An sich war ja auf die Bundesliga Verlaß. Sie begann immer um halb vier und endete um Viertel nach fünf. Dann noch zwei Stunden Fahrt. Notkers Fahrstil richtete sich nach dem Ergebnis des Spiels. Nach einem Sieg fuhr er aufgedreht und schnell, eine Niederlage brachte ihn zum Zuckeln. Aber das Auftauchen von Siggi und die Panne hatten dies alles ins Wanken gebracht. Neugierig war ich ja schon, wie das Spiel ausgegangen war. Ich warf rasch den Fernseher an und informierte mich im Videotext: Die Gladbacher hatten 1:0 gespielt. Offenbar war es kein sehr aufregendes Spiel gewesen.

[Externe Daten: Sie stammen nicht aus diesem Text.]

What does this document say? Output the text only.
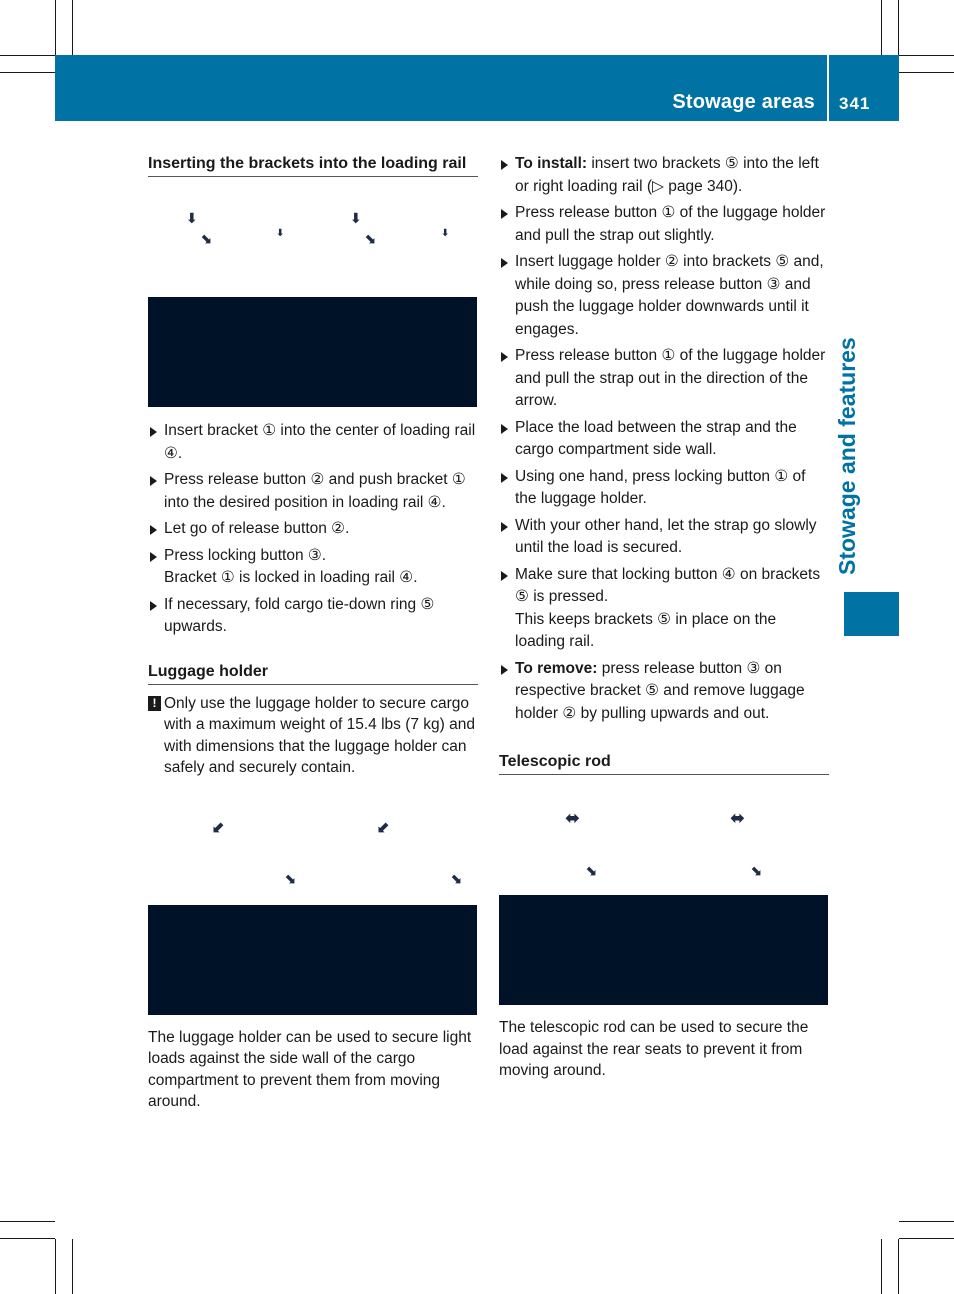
Stowage areas 341
Stowage and features
Inserting the brackets into the loading rail
⬇
⬊	⬇
⬇
⬊	⬇
Insert bracket ① into the center of loading rail ④.
Press release button ② and push bracket ① into the desired position in loading rail ④.
Let go of release button ②.
Press locking button ③.
Bracket ① is locked in loading rail ④.
If necessary, fold cargo tie-down ring ⑤ upwards.
Luggage holder
! Only use the luggage holder to secure cargo with a maximum weight of 15.4 lbs (7 kg) and with dimensions that the luggage holder can safely and securely contain.
⬋
⬊
⬋
⬊

The luggage holder can be used to secure light loads against the side wall of the cargo compartment to prevent them from moving around.

To install: insert two brackets ⑤ into the left or right loading rail (▷ page 340).
Press release button ① of the luggage holder and pull the strap out slightly.
Insert luggage holder ② into brackets ⑤ and, while doing so, press release button ③ and push the luggage holder downwards until it engages.
Press release button ① of the luggage holder and pull the strap out in the direction of the arrow.
Place the load between the strap and the cargo compartment side wall.
Using one hand, press locking button ① of the luggage holder.
With your other hand, let the strap go slowly until the load is secured.
Make sure that locking button ④ on brackets ⑤ is pressed.
This keeps brackets ⑤ in place on the loading rail.
To remove: press release button ③ on respective bracket ⑤ and remove luggage holder ② by pulling upwards and out.
Telescopic rod
⬌
⬊
⬌
⬊

The telescopic rod can be used to secure the load against the rear seats to prevent it from moving around.
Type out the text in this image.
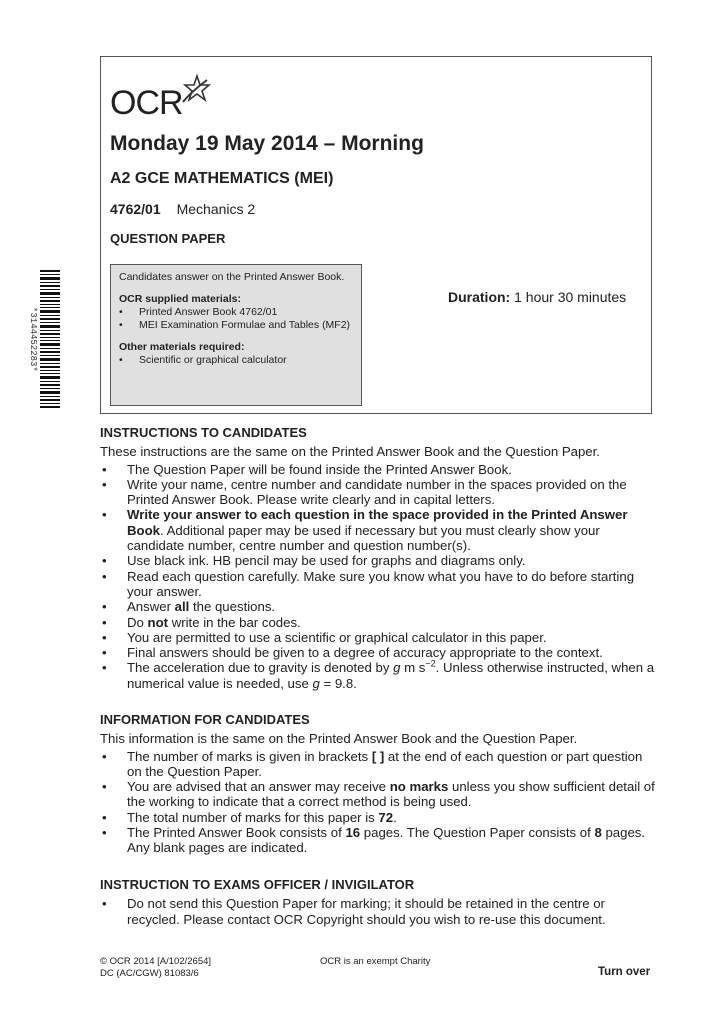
OCR
Monday 19 May 2014 – Morning
A2 GCE MATHEMATICS (MEI)
4762/01 Mechanics 2
QUESTION PAPER
Candidates answer on the Printed Answer Book.
OCR supplied materials:
• Printed Answer Book 4762/01
• MEI Examination Formulae and Tables (MF2)
Other materials required:
• Scientific or graphical calculator
Duration: 1 hour 30 minutes
*3144452283*
INSTRUCTIONS TO CANDIDATES

These instructions are the same on the Printed Answer Book and the Question Paper.

• The Question Paper will be found inside the Printed Answer Book.
• Write your name, centre number and candidate number in the spaces provided on the Printed Answer Book. Please write clearly and in capital letters.
• Write your answer to each question in the space provided in the Printed Answer Book. Additional paper may be used if necessary but you must clearly show your candidate number, centre number and question number(s).
• Use black ink. HB pencil may be used for graphs and diagrams only.
• Read each question carefully. Make sure you know what you have to do before starting your answer.
• Answer all the questions.
• Do not write in the bar codes.
• You are permitted to use a scientific or graphical calculator in this paper.
• Final answers should be given to a degree of accuracy appropriate to the context.
• The acceleration due to gravity is denoted by g m $s^{-2}$. Unless otherwise instructed, when a numerical value is needed, use g = 9.8.
INFORMATION FOR CANDIDATES

This information is the same on the Printed Answer Book and the Question Paper.

• The number of marks is given in brackets [ ] at the end of each question or part question on the Question Paper.
• You are advised that an answer may receive no marks unless you show sufficient detail of the working to indicate that a correct method is being used.
• The total number of marks for this paper is 72.
• The Printed Answer Book consists of 16 pages. The Question Paper consists of 8 pages. Any blank pages are indicated.
INSTRUCTION TO EXAMS OFFICER / INVIGILATOR
• Do not send this Question Paper for marking; it should be retained in the centre or recycled. Please contact OCR Copyright should you wish to re-use this document.
© OCR 2014 [A/102/2654]
DC (AC/CGW) 81083/6
OCR is an exempt Charity
Turn over
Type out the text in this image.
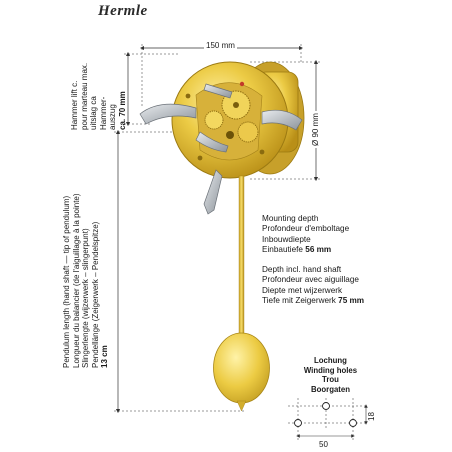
Hermle
150 mm
Ø 90 mm
50
18
Hammer lift c. pour marteau max. uitslag ca Hammer- auszug ca. 70 mm
Pendulum length (hand shaft — tip of pendulum) Longueur du balancier (de l'aiguillage à la pointe) Slingerlengte (wijzerwerk – slingerpunt) Pendellänge (Zeigerwerk – Pendelspitze) 13 cm
Mounting depth
Profondeur d'emboltage
Inbouwdiepte
Einbautiefe 56 mm
Depth incl. hand shaft
Profondeur avec aiguillage
Diepte met wijzerwerk
Tiefe mit Zeigerwerk 75 mm
Lochung
Winding holes
Trou
Boorgaten
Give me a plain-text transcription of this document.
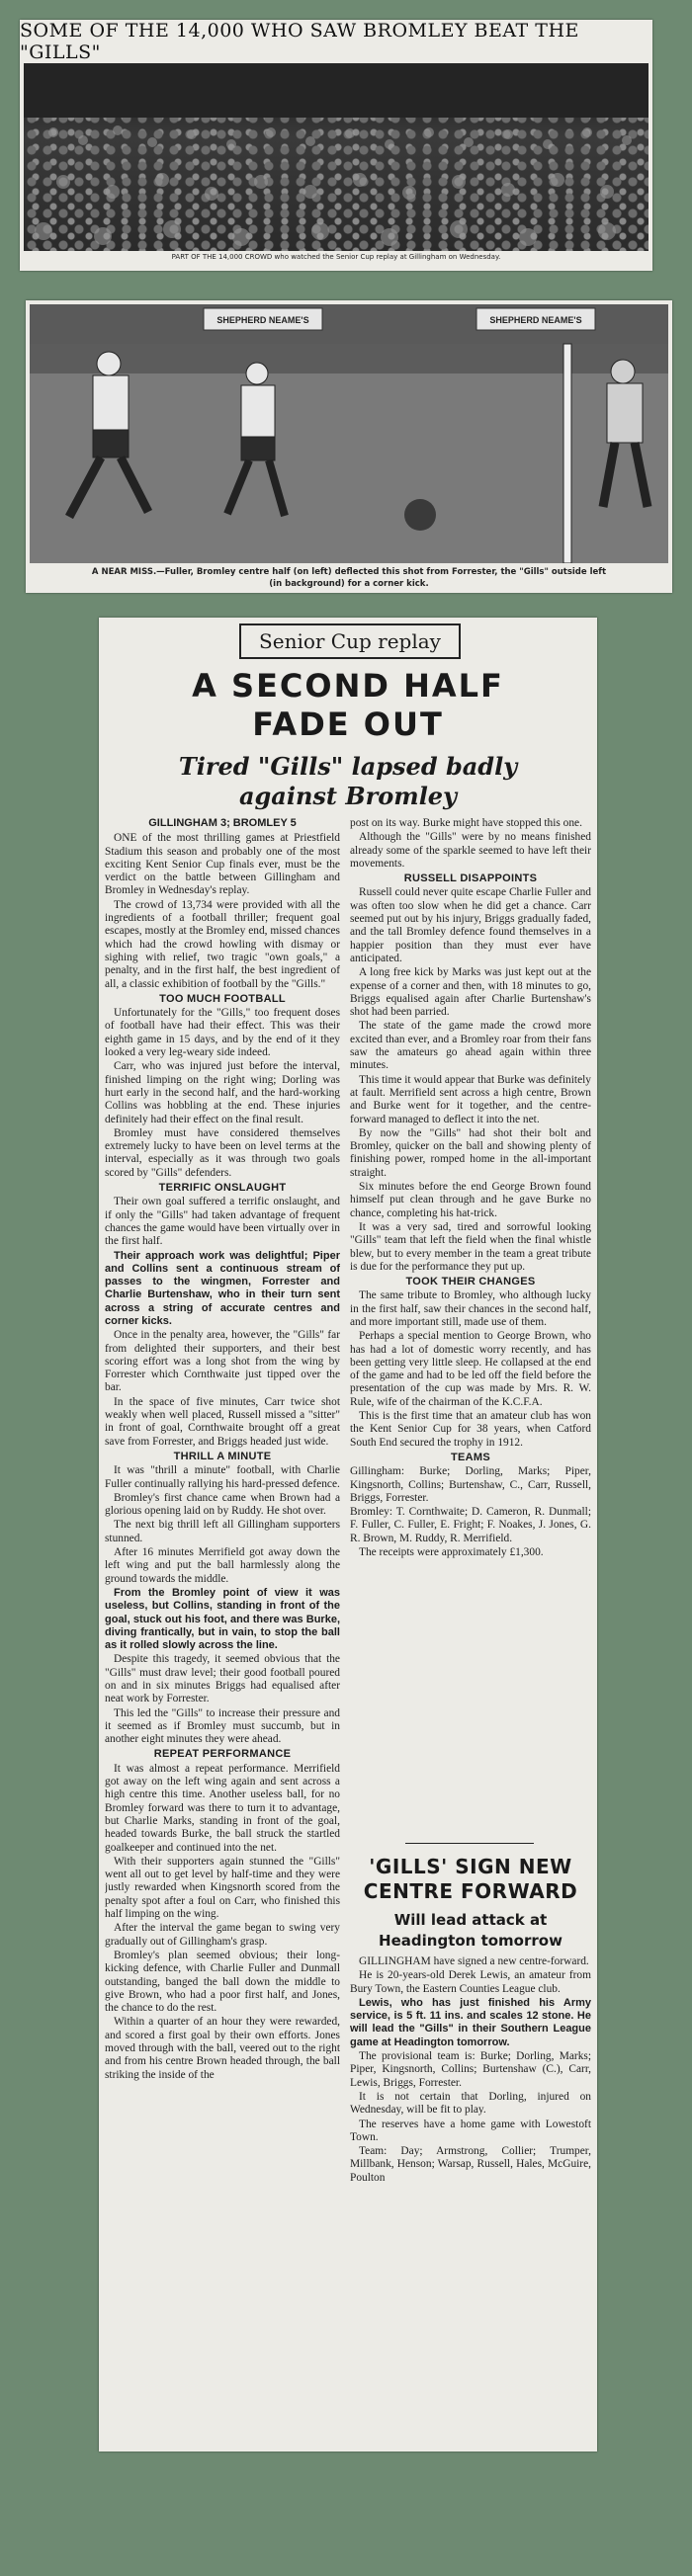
SOME OF THE 14,000 WHO SAW BROMLEY BEAT THE "GILLS"
PART OF THE 14,000 CROWD who watched the Senior Cup replay at Gillingham on Wednesday.
SHEPHERD NEAME'S	SHEPHERD NEAME'S
A NEAR MISS.—Fuller, Bromley centre half (on left) deflected this shot from Forrester, the "Gills" outside left
(in background) for a corner kick.
Senior Cup replay
A SECOND HALF
FADE OUT
Tired "Gills" lapsed badly
against Bromley
GILLINGHAM 3; BROMLEY 5

ONE of the most thrilling games at Priestfield Stadium this season and probably one of the most exciting Kent Senior Cup finals ever, must be the verdict on the battle between Gillingham and Bromley in Wednesday's replay.

The crowd of 13,734 were provided with all the ingredients of a football thriller; frequent goal escapes, mostly at the Bromley end, missed chances which had the crowd howling with dismay or sighing with relief, two tragic "own goals," a penalty, and in the first half, the best ingredient of all, a classic exhibition of football by the "Gills."

TOO MUCH FOOTBALL

Unfortunately for the "Gills," too frequent doses of football have had their effect. This was their eighth game in 15 days, and by the end of it they looked a very leg-weary side indeed.

Carr, who was injured just before the interval, finished limping on the right wing; Dorling was hurt early in the second half, and the hard-working Collins was hobbling at the end. These injuries definitely had their effect on the final result.

Bromley must have considered themselves extremely lucky to have been on level terms at the interval, especially as it was through two goals scored by "Gills" defenders.

TERRIFIC ONSLAUGHT

Their own goal suffered a terrific onslaught, and if only the "Gills" had taken advantage of frequent chances the game would have been virtually over in the first half.

Their approach work was delightful; Piper and Collins sent a continuous stream of passes to the wingmen, Forrester and Charlie Burtenshaw, who in their turn sent across a string of accurate centres and corner kicks.

Once in the penalty area, however, the "Gills" far from delighted their supporters, and their best scoring effort was a long shot from the wing by Forrester which Cornthwaite just tipped over the bar.

In the space of five minutes, Carr twice shot weakly when well placed, Russell missed a "sitter" in front of goal, Cornthwaite brought off a great save from Forrester, and Briggs headed just wide.

THRILL A MINUTE

It was "thrill a minute" football, with Charlie Fuller continually rallying his hard-pressed defence.

Bromley's first chance came when Brown had a glorious opening laid on by Ruddy. He shot over.

The next big thrill left all Gillingham supporters stunned.

After 16 minutes Merrifield got away down the left wing and put the ball harmlessly along the ground towards the middle.

From the Bromley point of view it was useless, but Collins, standing in front of the goal, stuck out his foot, and there was Burke, diving frantically, but in vain, to stop the ball as it rolled slowly across the line.

Despite this tragedy, it seemed obvious that the "Gills" must draw level; their good football poured on and in six minutes Briggs had equalised after neat work by Forrester.

This led the "Gills" to increase their pressure and it seemed as if Bromley must succumb, but in another eight minutes they were ahead.

REPEAT PERFORMANCE

It was almost a repeat performance. Merrifield got away on the left wing again and sent across a high centre this time. Another useless ball, for no Bromley forward was there to turn it to advantage, but Charlie Marks, standing in front of the goal, headed towards Burke, the ball struck the startled goalkeeper and continued into the net.

With their supporters again stunned the "Gills" went all out to get level by half-time and they were justly rewarded when Kingsnorth scored from the penalty spot after a foul on Carr, who finished this half limping on the wing.

After the interval the game began to swing very gradually out of Gillingham's grasp.

Bromley's plan seemed obvious; their long-kicking defence, with Charlie Fuller and Dunmall outstanding, banged the ball down the middle to give Brown, who had a poor first half, and Jones, the chance to do the rest.

Within a quarter of an hour they were rewarded, and scored a first goal by their own efforts. Jones moved through with the ball, veered out to the right and from his centre Brown headed through, the ball striking the inside of the

post on its way. Burke might have stopped this one.

Although the "Gills" were by no means finished already some of the sparkle seemed to have left their movements.

RUSSELL DISAPPOINTS

Russell could never quite escape Charlie Fuller and was often too slow when he did get a chance. Carr seemed put out by his injury, Briggs gradually faded, and the tall Bromley defence found themselves in a happier position than they must ever have anticipated.

A long free kick by Marks was just kept out at the expense of a corner and then, with 18 minutes to go, Briggs equalised again after Charlie Burtenshaw's shot had been parried.

The state of the game made the crowd more excited than ever, and a Bromley roar from their fans saw the amateurs go ahead again within three minutes.

This time it would appear that Burke was definitely at fault. Merrifield sent across a high centre, Brown and Burke went for it together, and the centre-forward managed to deflect it into the net.

By now the "Gills" had shot their bolt and Bromley, quicker on the ball and showing plenty of finishing power, romped home in the all-important straight.

Six minutes before the end George Brown found himself put clean through and he gave Burke no chance, completing his hat-trick.

It was a very sad, tired and sorrowful looking "Gills" team that left the field when the final whistle blew, but to every member in the team a great tribute is due for the performance they put up.

TOOK THEIR CHANGES

The same tribute to Bromley, who although lucky in the first half, saw their chances in the second half, and more important still, made use of them.

Perhaps a special mention to George Brown, who has had a lot of domestic worry recently, and has been getting very little sleep. He collapsed at the end of the game and had to be led off the field before the presentation of the cup was made by Mrs. R. W. Rule, wife of the chairman of the K.C.F.A.

This is the first time that an amateur club has won the Kent Senior Cup for 38 years, when Catford South End secured the trophy in 1912.

TEAMS

Gillingham: Burke; Dorling, Marks; Piper, Kingsnorth, Collins; Burtenshaw, C., Carr, Russell, Briggs, Forrester.

Bromley: T. Cornthwaite; D. Cameron, R. Dunmall; F. Fuller, C. Fuller, E. Fright; F. Noakes, J. Jones, G. R. Brown, M. Ruddy, R. Merrifield.

The receipts were approximately £1,300.

'GILLS' SIGN NEW
CENTRE FORWARD
Will lead attack at
Headington tomorrow

GILLINGHAM have signed a new centre-forward.

He is 20-years-old Derek Lewis, an amateur from Bury Town, the Eastern Counties League club.

Lewis, who has just finished his Army service, is 5 ft. 11 ins. and scales 12 stone. He will lead the "Gills" in their Southern League game at Headington tomorrow.

The provisional team is: Burke; Dorling, Marks; Piper, Kingsnorth, Collins; Burtenshaw (C.), Carr, Lewis, Briggs, Forrester.

It is not certain that Dorling, injured on Wednesday, will be fit to play.

The reserves have a home game with Lowestoft Town.

Team: Day; Armstrong, Collier; Trumper, Millbank, Henson; Warsap, Russell, Hales, McGuire, Poulton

Ein Tag ohne Notker, das war durchaus erholsam. Ein Tag ohne seine ständige Aufsicht, ohne seine Ermahnungen und Beschimpfungen. Ja, und ein Tag ohne Hunger.

Ein Tag ohne Demütigungen. Ich erinnerte mich, als mein Blick auf den Fernsehtisch fiel, wie er eines Tages von einem Kneipentreffen mit irgendwelchen flüchtigen Skatkumpels unverhofft zurückgekommen war. Ich hatte ihn erst am späten Abend erwartet, saß vor dem Fernseher und löffelte ein Eis, als ich den Schlüssel in der Wohnungstür hörte. Erschrocken sprang ich auf, und da ich nicht wußte, wohin mit dem Eis, schob ich es unter den Fernsehtisch.

Notker machte es sich in seinem Lieblingssessel bequem und schaltete den Fernseher an. Ich fragte ihn nicht, warum er so früh kam, auch nicht, ob er wieder gehen würde, denn ich wußte, er hätte am Klang meiner Stimme Verdacht geschöpft. Eine Stunde saß ich aufgelöst vor Angst im Nebenzimmer und wartete. Wartete darauf, wie das Eis floß, allmählich unter dem Fernsehtisch hervorkroch und mich der Lächerlichkeit preisgab. Als er dann tatsächlich wieder gegangen war, mühte ich mich eine weitere Stunde damit ab, den Fleck aus dem Teppichboden zu entfernen. Solcherlei Heimlichkeiten zogen mitunter viel Arbeit nach sich.